Little has changed in the management of frostbite in the past 25 years, with routine treatment typically consisting of warming the patient, offering fluids, caring for wounds, and often months later, amputation.

The saying ''Frostbite in January, amputate in July'' still applies, the authors wrote.

A number of individual medical centers have tried the use of the clot buster tPA on an isolated basis, Cochran said, but there have been few studies of its use.

In this study, researchers examined six severe frostbite patients between 2001 and 2006 who were able to seek treatment within 24 hours of sustaining frostbite and did not have other injuries that would prohibit the use of the clot-busting drug.

''Getting them here within 24 hours was clearly a point of demarcation. That 24-hour cutoff seems to be important,'' Cochran said.

No patients who got the drug had a limb amputated, compared with 14 amputations among a comparison group of 26 who got standard care.

And only 10 per cent of affected fingers and toes were amputated in the drug group versus 41 per cent among those who did not get the drug.

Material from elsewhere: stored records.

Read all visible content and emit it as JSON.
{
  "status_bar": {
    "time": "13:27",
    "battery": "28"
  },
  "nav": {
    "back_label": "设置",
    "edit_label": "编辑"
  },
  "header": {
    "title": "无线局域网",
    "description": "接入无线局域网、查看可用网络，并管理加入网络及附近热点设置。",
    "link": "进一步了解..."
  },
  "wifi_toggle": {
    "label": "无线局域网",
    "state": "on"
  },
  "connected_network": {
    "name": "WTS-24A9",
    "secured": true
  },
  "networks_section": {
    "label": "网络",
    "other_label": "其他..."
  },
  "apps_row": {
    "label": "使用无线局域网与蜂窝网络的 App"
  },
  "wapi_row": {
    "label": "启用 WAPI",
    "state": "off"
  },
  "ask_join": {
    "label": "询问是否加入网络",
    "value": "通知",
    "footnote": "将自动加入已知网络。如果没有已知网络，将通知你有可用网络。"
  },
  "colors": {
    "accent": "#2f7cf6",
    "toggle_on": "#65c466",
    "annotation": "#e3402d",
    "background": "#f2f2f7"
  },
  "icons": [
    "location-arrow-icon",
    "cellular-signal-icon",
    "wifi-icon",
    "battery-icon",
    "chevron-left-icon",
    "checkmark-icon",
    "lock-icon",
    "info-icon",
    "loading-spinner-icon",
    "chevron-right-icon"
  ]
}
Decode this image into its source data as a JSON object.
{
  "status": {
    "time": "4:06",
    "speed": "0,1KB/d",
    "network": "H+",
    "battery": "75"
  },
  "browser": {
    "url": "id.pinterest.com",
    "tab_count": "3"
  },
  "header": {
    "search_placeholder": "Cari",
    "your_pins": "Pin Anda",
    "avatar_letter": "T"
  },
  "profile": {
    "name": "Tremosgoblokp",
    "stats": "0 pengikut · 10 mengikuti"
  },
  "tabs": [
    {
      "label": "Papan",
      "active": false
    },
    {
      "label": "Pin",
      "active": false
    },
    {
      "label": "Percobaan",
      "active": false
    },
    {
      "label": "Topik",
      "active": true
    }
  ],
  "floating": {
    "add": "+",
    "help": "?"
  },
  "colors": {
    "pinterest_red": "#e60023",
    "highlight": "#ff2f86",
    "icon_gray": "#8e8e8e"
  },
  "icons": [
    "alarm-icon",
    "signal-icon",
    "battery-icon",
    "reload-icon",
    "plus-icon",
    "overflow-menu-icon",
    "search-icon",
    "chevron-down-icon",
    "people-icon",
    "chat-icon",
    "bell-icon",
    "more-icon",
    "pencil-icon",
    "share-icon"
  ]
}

''The preservation of limbs, which maximises patient functional outcome, is perhaps the greatest benefit conferred by the use of tPA in frostbite injury,'' Dr Kevin Bruen of the University of Utah, who led the study, said in a statement.

The drug cannot be used on all frostbite victims as many of them come to the hospital with other injuries involving internal bleeding, which would be worsened by the drug.

''Bleeding is clearly the biggest concern. That makes use a bit limited,'' Cochran said.

She said more studies at different centers are needed to confirm the findings and to determine if the drug would work differently in patients exposed to extreme cold all at once -- allowing for no intermittent periods of thawing -- compared with those whose injuries were the result of repeated freezing and thawing in less extreme temperatures.

''We don't know if their response would be better, worse of the same,'' she said.